Le Laboratoire de traitement des eaux usées (LATEU) de l’Institut Fondamental d’Afrique noire, Cheikh Anta Diop (IFAN Ch. A. Diop) a tenu une exposition dédiée à la gestion durable de l’eau et de l’assainissement. Ce projet met en avant des solutions alternatives fondées sur la Nature (SfN) dans le traitement des eaux usées et des boues de vidange.
Au niveau mondial, « 80% » des eaux usées produites sont rejetées sans traitement. Ces pratiques ont un impact très important sur la santé et les écosystèmes, a déclaré Dr Nourou Diaby lors de l’exposition dans la cour du musée Théodore Monod de l’Ifan. Le chef du laboratoire de traitement des eaux usées de l’institut fondamental préconise le développement de technologies alternatives au traitement classique des eaux usées qui coûte très cher.
L’initiative vise à sensibiliser le grand public, les acteurs institutionnels et les décideurs à l’importance des Solutions fondées sur la Nature pour répondre durablement aux défis liés à l’assainissement.

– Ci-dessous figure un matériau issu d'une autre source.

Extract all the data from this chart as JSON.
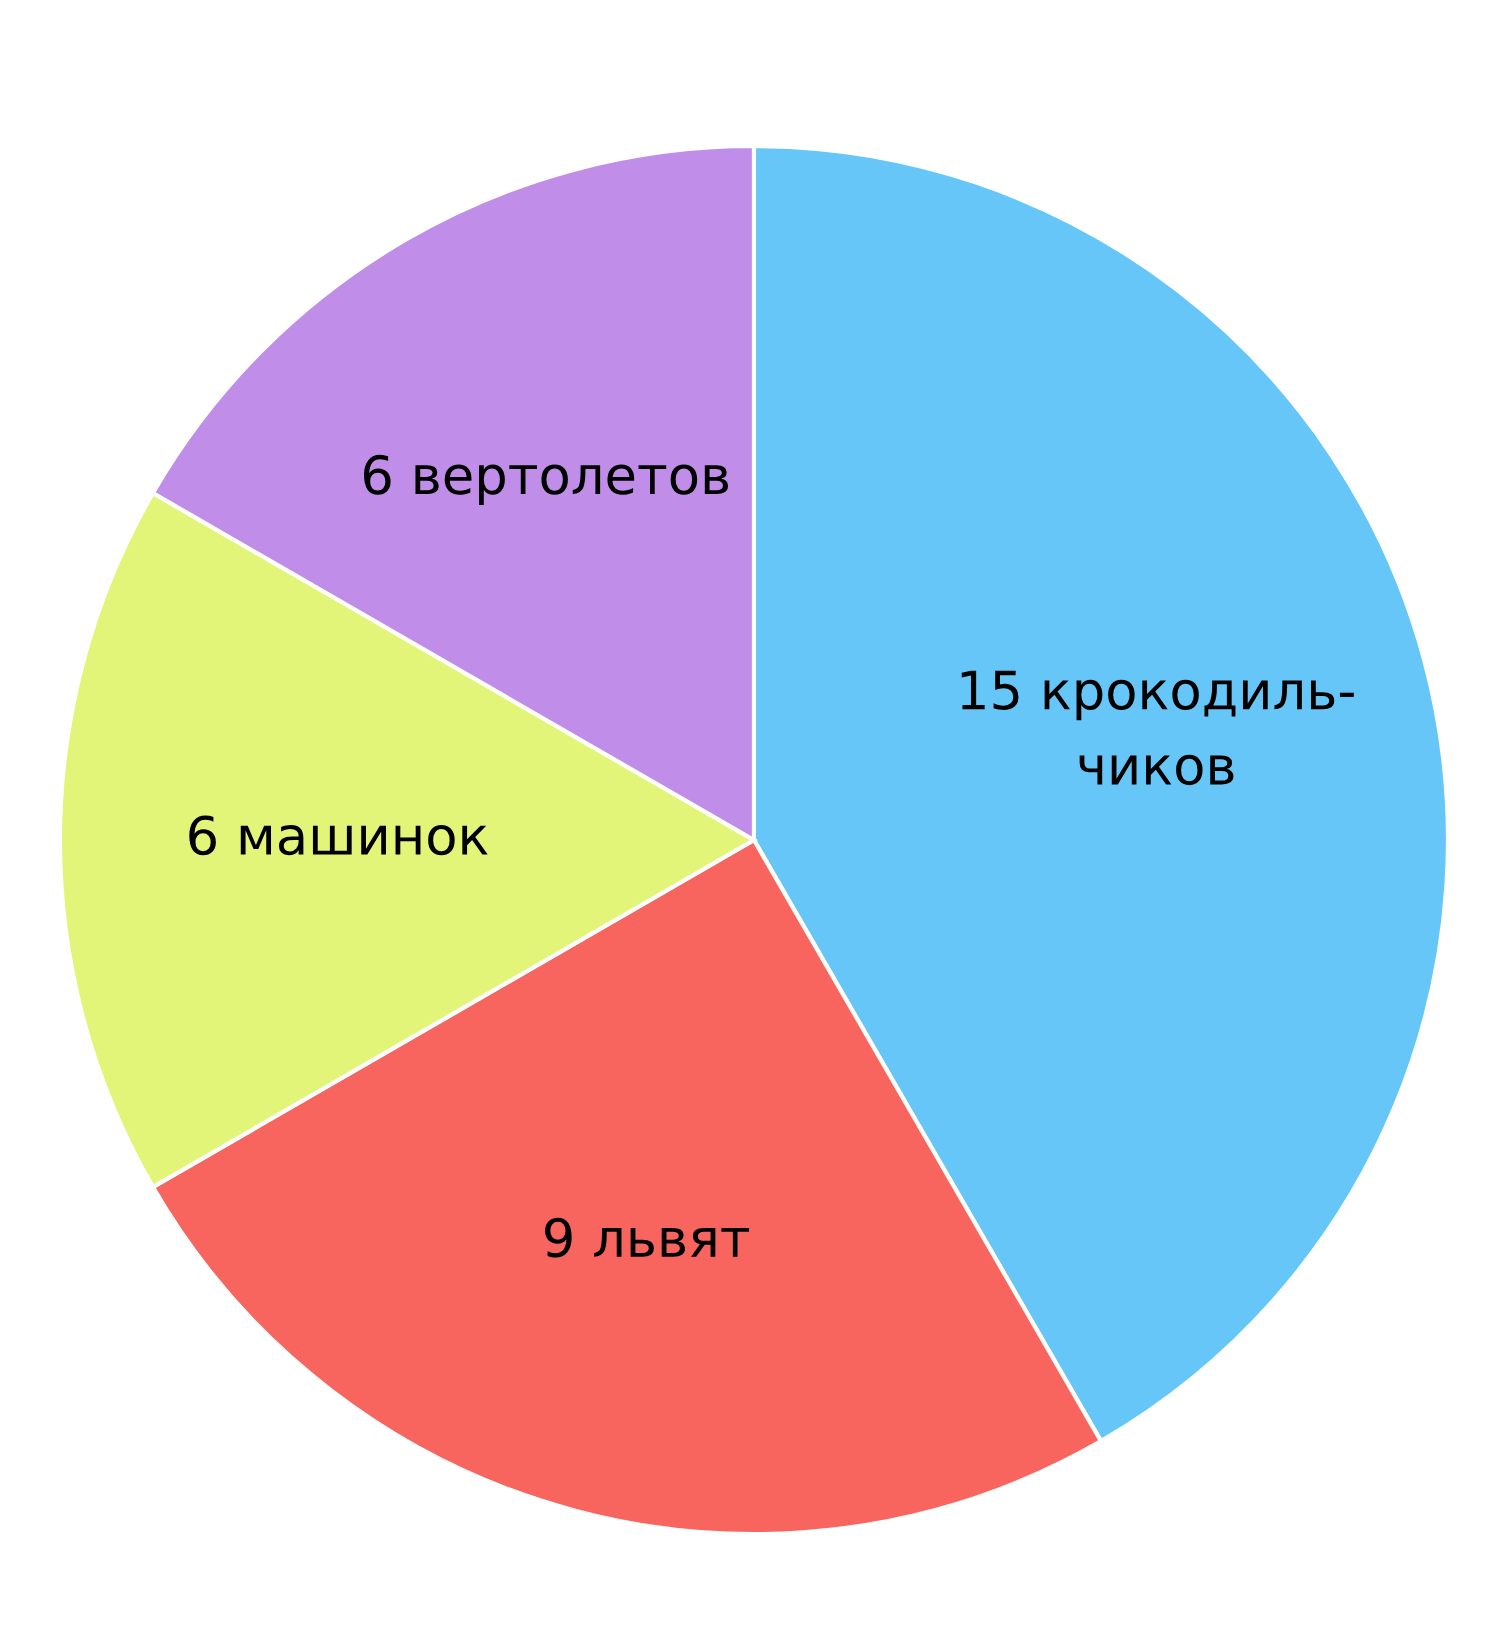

L’exposition de tableaux s’appuie sur des exemples concrets développés au Sénégal, ainsi que des expériences africaines et internationales, afin d’illustrer la pertinence et l’efficacité de ces solutions. Dr Nourou Diaby explique, lui, l’importance de traitement des eaux usées en milieu urbain. « Avec l’augmentation de la population, il y a une pression sur la ressource et quand on utilise une eau elle devient usée. On ne peut pas la rejeter dans la nature sans l’avoir traitée », soutient le chercheur.
Pour ce faire, il y a beaucoup de technologies, une approche classique, comme la station des eaux usées de Cambérène. Mais, ces stations coûtent très cher à l’investissement et ça demande beaucoup d’énergie. L’autre solution est basée sur la nature comme le lagunage, les filtres plantés qui sont, dit-il, très efficaces et qui demandent moins d’énergie et d’investissement.
Selon lui, le traitement de ces eaux est bénéfique pour la santé des populations et pour l’environnement. L’expertise existe en la matière. Le chef de laboratoire de traitement des eaux usées indique qu’au niveau de l’Ifan, ils ont plus de 30 ans d’expérience dans l’utilisation des technologies naturelles. Ils ont une station qui fonctionne depuis 23 ans et qui traite toutes les eaux de l’IFAN. Une autre station pilote de traitement est à l’UGB, qui a été construite par la coopération espagnole. Au niveau de l’Onas, il y a des stations qui fonctionnent selon le système de lagunage, c’est le cas à Rufisque, Louga, à Mbour et dans d’autres régions.
Alexis Duroux, responsable des projets de coopération pour l’université de Barcelone et de la fondation « Mon3 » qui collabore depuis des années avec l’Ucad, signale qu’ils se sont rapprochés de la ville de Dakar qui a une stratégie autour de la problématique de l’assainissement et des défis face au changement climatique. Cette collaboration va faciliter l’accès à la formation et à la connaissance. Promouvoir en définitive des solutions basées sur la nature sur la problématique d’assainissement.
Représentant la ville de Dakar, le maire de Dieuppeul Derklé indique que c’est parce qu’il y a tellement d’eaux usées qui sont déversées sur la voie publique, dans des zones de maraîchage et c’est un problème de santé publique. Pour y apporter une réponse en coopération avec l’université de Barcelone, ils ont décidé de réaliser ce projet qui consiste à apporter des solutions durables pour le traitement des eaux usées. Cheikh Guèye souligne que l’ambition, c’est d’étendre le prototype sur l’ensemble des 19 communes de Dakar.